Minister Hakuziyaremye said that the government will continue to give incentives to the manufacturing sector to improve quality and boost exports, pointing out that the Government is among the big buyers of Made-in-Rwanda as part of the efforts to support manufacturing.
She said a public procurement law was revised where local producers now have a 15 per cent preference on their bid scores, provided they are able to demonstrate 30 percent of local value-addition.
“We hope that this law will give chance to our industries to bid for large projects and supplies, while increasing their production as well as improving the quality to meet the standards of the market,” she said.
Among other incentives, the Government gives tax incentives to people who wish to set up industries including tax exemption and reduced rates of taxes such as VAT and import duties on the machinery and raw materials.
That way, the government hopes to continue to attract investors in the strategic sectors while at the same time boosting local manufacturing and reducing the trade deficit.

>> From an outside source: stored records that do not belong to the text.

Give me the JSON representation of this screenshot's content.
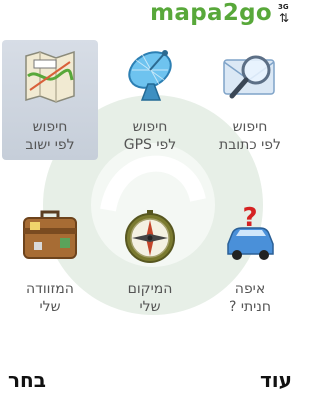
{
  "status": {
    "network": "3G",
    "brand": "mapa2go"
  },
  "menu": [
    {
      "id": "address",
      "line1": "חיפוש",
      "line2": "לפי כתובת",
      "icon": "search-magnifier-icon"
    },
    {
      "id": "gps",
      "line1": "חיפוש",
      "line2": "לפי GPS",
      "icon": "satellite-dish-icon"
    },
    {
      "id": "town",
      "line1": "חיפוש",
      "line2": "לפי ישוב",
      "icon": "folded-map-icon",
      "selected": true
    },
    {
      "id": "parking",
      "line1": "איפה",
      "line2": "חניתי ?",
      "icon": "car-question-icon"
    },
    {
      "id": "location",
      "line1": "המיקום",
      "line2": "שלי",
      "icon": "compass-icon"
    },
    {
      "id": "suitcase",
      "line1": "המזוודה",
      "line2": "שלי",
      "icon": "suitcase-icon"
    }
  ],
  "softkeys": {
    "left": "בחר",
    "right": "עוד"
  },
  "colors": {
    "brand": "#58a83a",
    "selection": "#cdd4de",
    "watermark": "#e7efe7"
  }
}
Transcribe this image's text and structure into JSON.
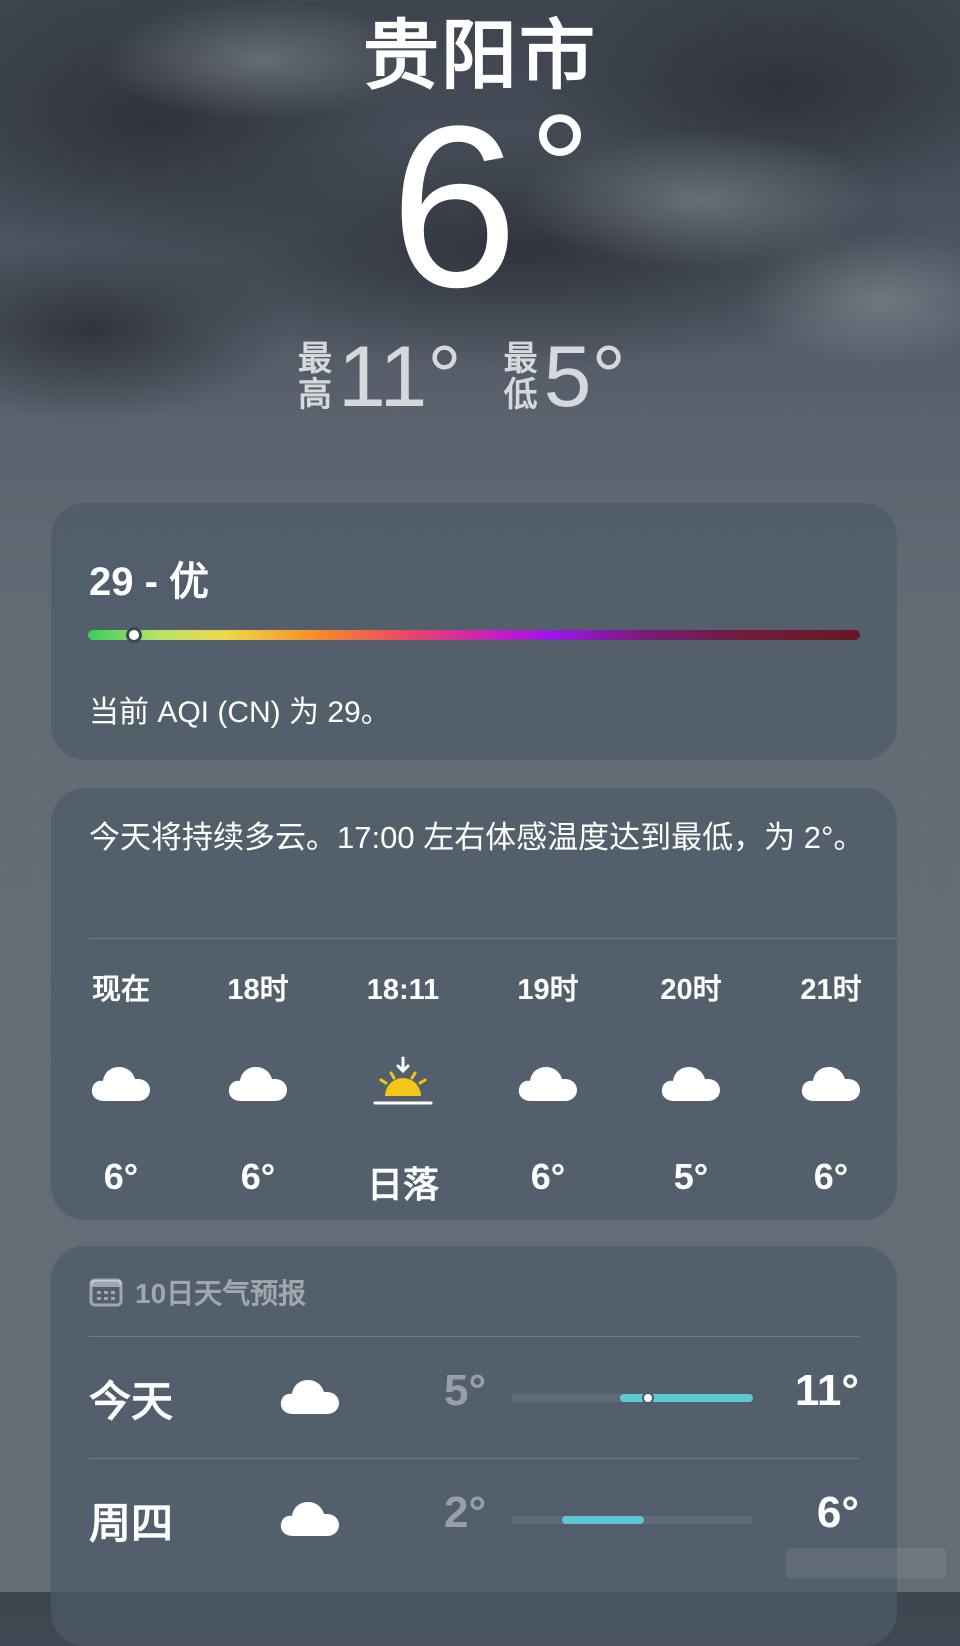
{
  "header": {
    "city": "贵阳市",
    "current_temp": "6",
    "degree_symbol": "°",
    "high_tag_1": "最",
    "high_tag_2": "高",
    "high_value": "11°",
    "low_tag_1": "最",
    "low_tag_2": "低",
    "low_value": "5°"
  },
  "aqi": {
    "headline": "29 - 优",
    "level_fraction": 0.06,
    "description": "当前 AQI (CN) 为 29。"
  },
  "hourly": {
    "summary": "今天将持续多云。17:00 左右体感温度达到最低，为 2°。",
    "items": [
      {
        "label": "现在",
        "icon": "cloud-icon",
        "value": "6°"
      },
      {
        "label": "18时",
        "icon": "cloud-icon",
        "value": "6°"
      },
      {
        "label": "18:11",
        "icon": "sunset-icon",
        "value": "日落"
      },
      {
        "label": "19时",
        "icon": "cloud-icon",
        "value": "6°"
      },
      {
        "label": "20时",
        "icon": "cloud-icon",
        "value": "5°"
      },
      {
        "label": "21时",
        "icon": "cloud-icon",
        "value": "6°"
      }
    ]
  },
  "daily": {
    "title": "10日天气预报",
    "icon": "calendar-icon",
    "rows": [
      {
        "day": "今天",
        "icon": "cloud-icon",
        "low": "5°",
        "high": "11°",
        "range_start": 0.45,
        "range_end": 1.0,
        "current": 0.56
      },
      {
        "day": "周四",
        "icon": "cloud-icon",
        "low": "2°",
        "high": "6°",
        "range_start": 0.21,
        "range_end": 0.55
      }
    ]
  },
  "colors": {
    "card_bg": "#4e5a6a",
    "range_bar": "#5cc8d6",
    "sun": "#f5c518"
  }
}
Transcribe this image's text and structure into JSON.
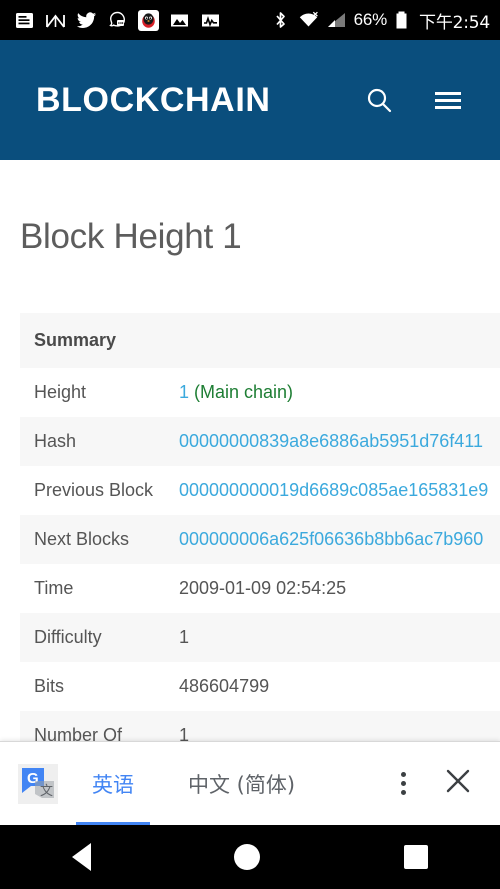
{
  "statusbar": {
    "icons": [
      "news-icon",
      "stock-chart-icon",
      "twitter-icon",
      "ghost-message-icon",
      "qq-penguin-icon",
      "photo-icon",
      "pulse-chart-icon"
    ],
    "bluetooth": "bluetooth-icon",
    "wifi": "wifi-off-icon",
    "signal": "cellular-signal-icon",
    "battery_percent": "66%",
    "battery": "battery-icon",
    "time": "下午2:54"
  },
  "appbar": {
    "brand": "BLOCKCHAIN",
    "search_icon": "search-icon",
    "menu_icon": "hamburger-menu-icon",
    "bg_color": "#0a4e7d"
  },
  "page": {
    "title": "Block Height 1"
  },
  "summary": {
    "header": "Summary",
    "rows": [
      {
        "label": "Height",
        "value": "1",
        "suffix": " (Main chain)",
        "type": "link-green"
      },
      {
        "label": "Hash",
        "value": "00000000839a8e6886ab5951d76f411",
        "suffix": "",
        "type": "link"
      },
      {
        "label": "Previous Block",
        "value": "000000000019d6689c085ae165831e9",
        "suffix": "",
        "type": "link"
      },
      {
        "label": "Next Blocks",
        "value": "000000006a625f06636b8bb6ac7b960",
        "suffix": "",
        "type": "link"
      },
      {
        "label": "Time",
        "value": "2009-01-09 02:54:25",
        "suffix": "",
        "type": "text"
      },
      {
        "label": "Difficulty",
        "value": "1",
        "suffix": "",
        "type": "text"
      },
      {
        "label": "Bits",
        "value": "486604799",
        "suffix": "",
        "type": "text"
      },
      {
        "label": "Number Of",
        "value": "1",
        "suffix": "",
        "type": "text"
      }
    ],
    "link_color": "#3ba9dd",
    "mainchain_color": "#1e7e34"
  },
  "translate_bar": {
    "logo": "google-translate-icon",
    "tab_source": "英语",
    "tab_target": "中文 (简体)",
    "more_icon": "overflow-menu-icon",
    "close_icon": "close-icon",
    "accent_color": "#4285f4"
  },
  "navbar": {
    "back": "back-triangle-icon",
    "home": "home-circle-icon",
    "recents": "recents-square-icon"
  }
}
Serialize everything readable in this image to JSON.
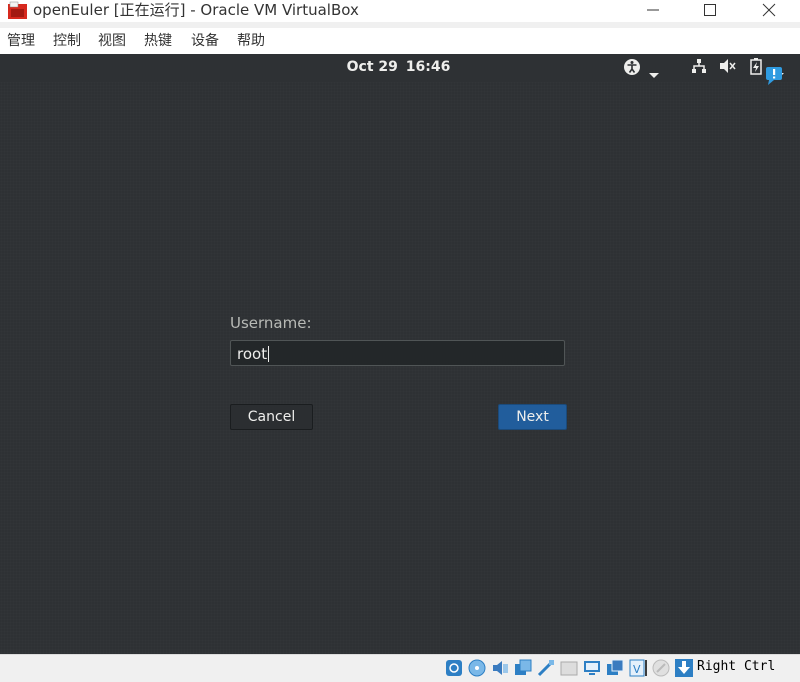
{
  "window": {
    "title": "openEuler [正在运行] - Oracle VM VirtualBox"
  },
  "menu": {
    "items": [
      "管理",
      "控制",
      "视图",
      "热键",
      "设备",
      "帮助"
    ]
  },
  "vm_topbar": {
    "date": "Oct 29",
    "time": "16:46",
    "tray_icons": [
      "accessibility-icon",
      "dropdown-arrow-icon",
      "network-wired-icon",
      "volume-muted-icon",
      "battery-charging-icon",
      "system-menu-arrow-icon",
      "notification-alert-icon"
    ]
  },
  "login": {
    "username_label": "Username:",
    "username_value": "root",
    "cancel_label": "Cancel",
    "next_label": "Next"
  },
  "statusbar": {
    "icons": [
      "hard-disk-icon",
      "optical-drive-icon",
      "audio-icon",
      "network-icon",
      "usb-icon",
      "shared-folders-icon",
      "display-icon",
      "video-capture-icon",
      "virtualization-icon",
      "mouse-integration-icon",
      "keyboard-capture-icon"
    ],
    "host_key": "Right Ctrl"
  },
  "colors": {
    "vm_background": "#2e3134",
    "primary_button": "#215d9c",
    "text_light": "#eeeeec"
  }
}
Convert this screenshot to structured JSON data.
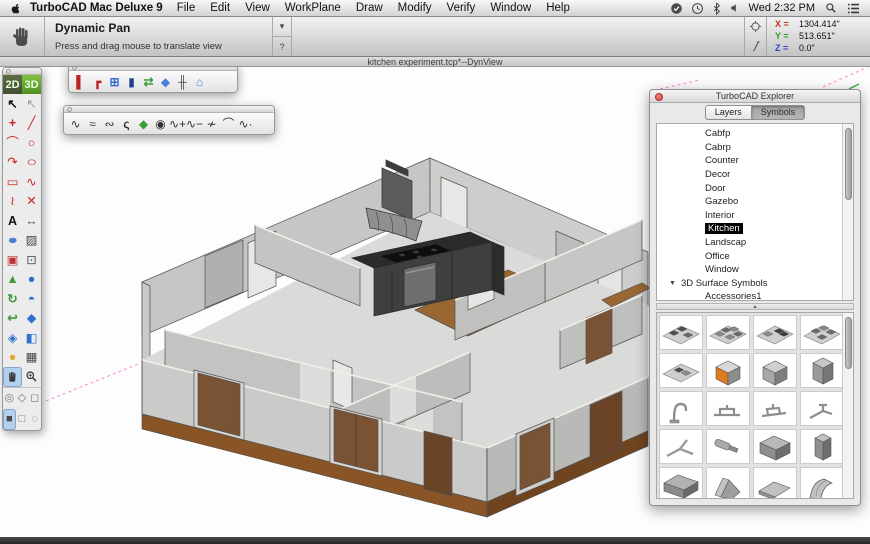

The Chairman of PSF, Robert Bafakulera said that the continued success of Made-in-Rwanda will require the private sector to position itself in terms of increasing productivity, enhancing quality and adhering to set standards while providing the best experience a local customer can have.
“This is the only way captains of Industry in Rwanda can alter the perceptions and mindset of Rwandans towards locally produced goods and services,”
“The Government has put in place policies where local content is preferred, therefore the onus is on us to satisfy the domestic market in terms of quantities and quality without any doubt,” Bafakulera said.
He highlighted constraints the manufacturing sector is facing including lack of access to credit, high electricity tariffs, skills shortages, inadequate infrastructure, and weak innovative capacities,”
“In addition, competition in the manufacturing sector has become extremely intense, particularly from emerging markets. Imports from China, India and Europe now constitute a big percentage of imports,” Bafakulera said.
He said that strategies need to be developed to incentivize and reduce on the cost of doing business for local manufacturers, saying that a new Industrial policy which is more purposeful can held address the challenges.
More effective interventions including developing industrial parks for light industries, encouraging the banking sector to lend more to the sector, as well as using the development bank more effectively would also come in handy.
Bafakulera said that elaborating partnerships with other African Countries to develop regional value-chains and industries, in sectors like textiles, agribusiness, pharmaceuticals, and automobiles as well as revising trade policy and the Common External Tariff to support regional industrialization can also boost the manufacturing and export sector.
During the forum, members of the business community raised concerns that affect their business including power tariffs, high taxes and delays in VAT reimbursements.
The Commissioner General of Rwanda Revenue Authority (RRA) Pascal Ruganintwali assured the business community that the government is committed to put in place a conducive environment for them to operate without any burden, including tax incentives.
He also pointed out that delayed VAT reimbursements are going to be resolved. He said a budget has been put in place to cater for the backlog in VAT refunds.